Chapter #05 midsection

It always amazes me, the randomness with which we remember stuff. The way we have just about no control over what information we can still access in a couple of years time. When I was about ten years old, I was hit by a car. Me and a friend, who had recently moved to a different part of town, were out riding our bikes. He was going home and I’d decided to accompany him for about half the distance. When we were at that point I turned around in the street.

We were having baked potatoes that night. That, I remember. I have no recollection whatsoever of the car coming from the opposite direction, nor do I remember steering my right in front of it. The only reason I know I was flung over the hood and landed head first on the grassy fields next to road instead of on the hard concrete is because my parents reminded me of that fact many times when warning me on my cycling antics. My memories come back at the time when I became aware of lying in an ambulance. Not that I see an image of the interior of an ambulance itself, but I remember the way it felt to be inside of one. It was strangely exciting since I did not combine this experience with the realisation that this meant I was probably in an accident and had gotten hurt. Was my mother in the ambulance with me? Perhaps, I don’t know.

Once in hospital, x-ray photos were taken. I remember seeing machines, nog what they looked like. If I try I can still taste the warm, pink custard-like substance I had to eat. Likely since that stuff helped the doctors see more. IT didn’t taste good. Nothing like strawberries. I’d imagine they tried to make the stuff taste like strawberries, but they failed miserably. I’d have preferred baked potatoes over that stuff any day. I loved my mum’s baked potatoes. They were there. Both my mother and my father. I wanted them to take me home, but they didn’t.

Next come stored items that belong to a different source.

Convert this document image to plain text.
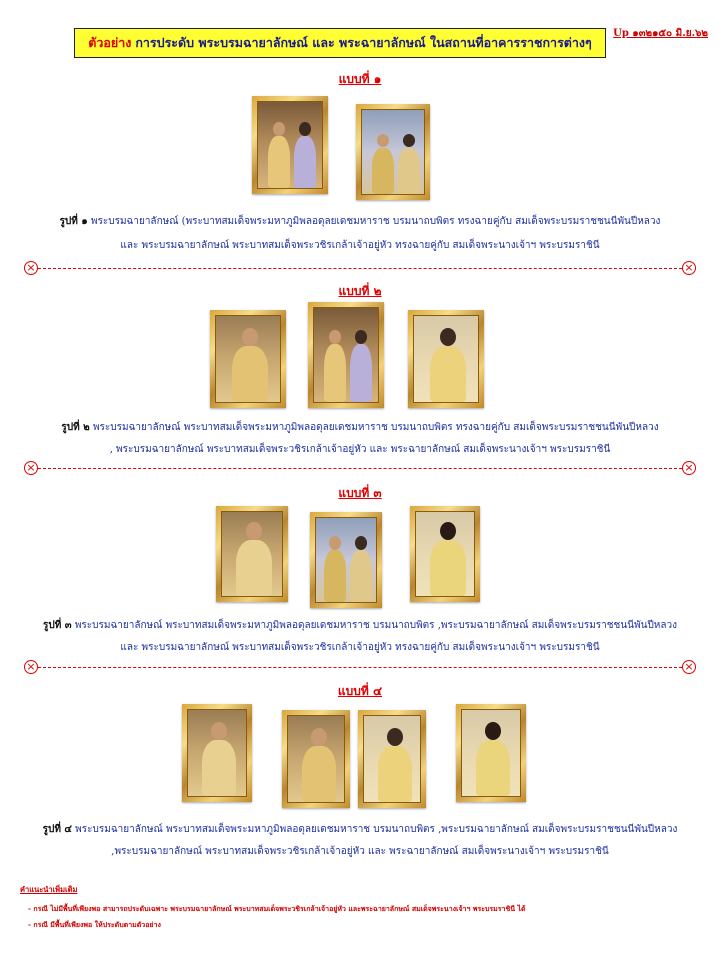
ตัวอย่าง การประดับ พระบรมฉายาลักษณ์ และ พระฉายาลักษณ์ ในสถานที่อาคารราชการต่างๆ
Up ๑๓๒๑๕๐ มิ.ย.๖๒
แบบที่ ๑
รูปที่ ๑ พระบรมฉายาลักษณ์ (พระบาทสมเด็จพระมหาภูมิพลอดุลยเดชมหาราช บรมนาถบพิตร ทรงฉายคู่กับ สมเด็จพระบรมราชชนนีพันปีหลวง
และ พระบรมฉายาลักษณ์ พระบาทสมเด็จพระวชิรเกล้าเจ้าอยู่หัว ทรงฉายคู่กับ สมเด็จพระนางเจ้าฯ พระบรมราชินี
×	×
แบบที่ ๒
รูปที่ ๒ พระบรมฉายาลักษณ์ พระบาทสมเด็จพระมหาภูมิพลอดุลยเดชมหาราช บรมนาถบพิตร ทรงฉายคู่กับ สมเด็จพระบรมราชชนนีพันปีหลวง
, พระบรมฉายาลักษณ์ พระบาทสมเด็จพระวชิรเกล้าเจ้าอยู่หัว และ พระฉายาลักษณ์ สมเด็จพระนางเจ้าฯ พระบรมราชินี
×	×
แบบที่ ๓
รูปที่ ๓ พระบรมฉายาลักษณ์ พระบาทสมเด็จพระมหาภูมิพลอดุลยเดชมหาราช บรมนาถบพิตร ,พระบรมฉายาลักษณ์ สมเด็จพระบรมราชชนนีพันปีหลวง
และ พระบรมฉายาลักษณ์ พระบาทสมเด็จพระวชิรเกล้าเจ้าอยู่หัว ทรงฉายคู่กับ สมเด็จพระนางเจ้าฯ พระบรมราชินี
×	×
แบบที่ ๔
รูปที่ ๔ พระบรมฉายาลักษณ์ พระบาทสมเด็จพระมหาภูมิพลอดุลยเดชมหาราช บรมนาถบพิตร ,พระบรมฉายาลักษณ์ สมเด็จพระบรมราชชนนีพันปีหลวง
,พระบรมฉายาลักษณ์ พระบาทสมเด็จพระวชิรเกล้าเจ้าอยู่หัว และ พระฉายาลักษณ์ สมเด็จพระนางเจ้าฯ พระบรมราชินี
คำแนะนำเพิ่มเติม
- กรณี ไม่มีพื้นที่เพียงพอ สามารถประดับเฉพาะ พระบรมฉายาลักษณ์ พระบาทสมเด็จพระวชิรเกล้าเจ้าอยู่หัว และพระฉายาลักษณ์ สมเด็จพระนางเจ้าฯ พระบรมราชินี ได้
- กรณี มีพื้นที่เพียงพอ ให้ประดับตามตัวอย่าง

I had already had an unfortunate run in with a car just a year earlier. I was out on my bike that time as well. Both times I rode right in front of the car. The earlier experience meant that the hospital felt not familiar but ‘known’ to me. Nonetheless I still suffered from severe homesickness.
I was lying in my hospital bed, it was dark. Impossible the say anything about the time. There were a couple of other kids on the same ward. All of them girls, all of the older, all of the asleep. That’s what I remember. I don’t remember any pain or even discomfort. I remember being sad about not having my favourite stuffed dog with me and being relieved about that as well. It saved my from embarrassment and potential ridicule when one of the other children would wake up. I felt a weird kind of loneliness, it’s a slightly hurtful kind of loneliness that nowadays, I actually find pleasant. As a child, it just hurts. Other than homesickness and lonely, I was also afraid and I couldn’t sleep. So I buzzed the nurse. This was a pretty major step for me since I was a very shy child.

“What is it?” the nurse snarled at me when she finally arrived. I don’t remember her dress, hair or face, just the hard and strict expression she wore in her eyes and around her mouth. I timidly replied that I couldn’t sleep. Decades later, but I also remember the slightest way in which she rolled her eyes dismissively. ” You’ve only been trying for a couple of minutes…” and without any further explanation or conversation she walked away. I lay awake for a long, long time that night, but I was too afraid to touch the buzzer again. Finally I must have fallen asleep, because when I opened my eyes my dad was suddenly there. He looked pale.

At this point another random memory jumps in. Me and a couple of friends, whose names I have completely forgotten, liked pretending we were a rock band. Wearing leather jackets and with instruments made out of old cardboard boxes we played along to music on the radio. My father had brought the latest album of the rock band we pretended to be most of the time. It was the first album I ever owned. Obviously, being in a hospital, we couldn’t play the album yet, but in the sleeve of the album there was a sheet with all the lyrics. The girls on the ward apparently knew all the songs, the melodies at least, and with the lyrics they sang all the songs. Some several times. Random memory, was of the girls sang hopelessly out of key.

Another memory form the hospital: the horrible plastic cheese in the morning which I couldn’t bring myself to eat. The doctors informed my parents that if I wouldn’t eat, I couldn’t go home. I felt a slight panic when hearing this. If they could just bring me some chips, I’d eat that, I offered.
My older brother wasn’t, for some reason, allowed on the ward. I waved to him through a glass wall. He must have been allowed in some sort of playroom, because I vividly recall him reading to me in there. It was a story about two adventurous dwarfs. Nurses in white carrying trays, the way the morning light shone in through the thin curtains, the thick metal bars surrounding the bed covered with the off-white dimpled sheets. Mum brought a soft toy to keep me company a night, I have always been a sucker for soft toys.

After a couple of nights with little sleep and a couple of days with little eating the doctors said I could go home. I don’t remember anyone telling me I could go home, but I do remember the sliding doors at the reception opening and seeing our car parked outside, waiting to take me home. After a couple of minutes of nothing I can recall the bed in the living room, right in front the window facing the playing field outside of our house. There were cards, presents, family and friends. All for me. I jumped on the bed and felt better already. I saw some kids playing a tag game outside on the field. On the bed was a red and blue dotted blanket. And do not know why that would be so important to remember, but I do.  Like I said,  memories can be just so random.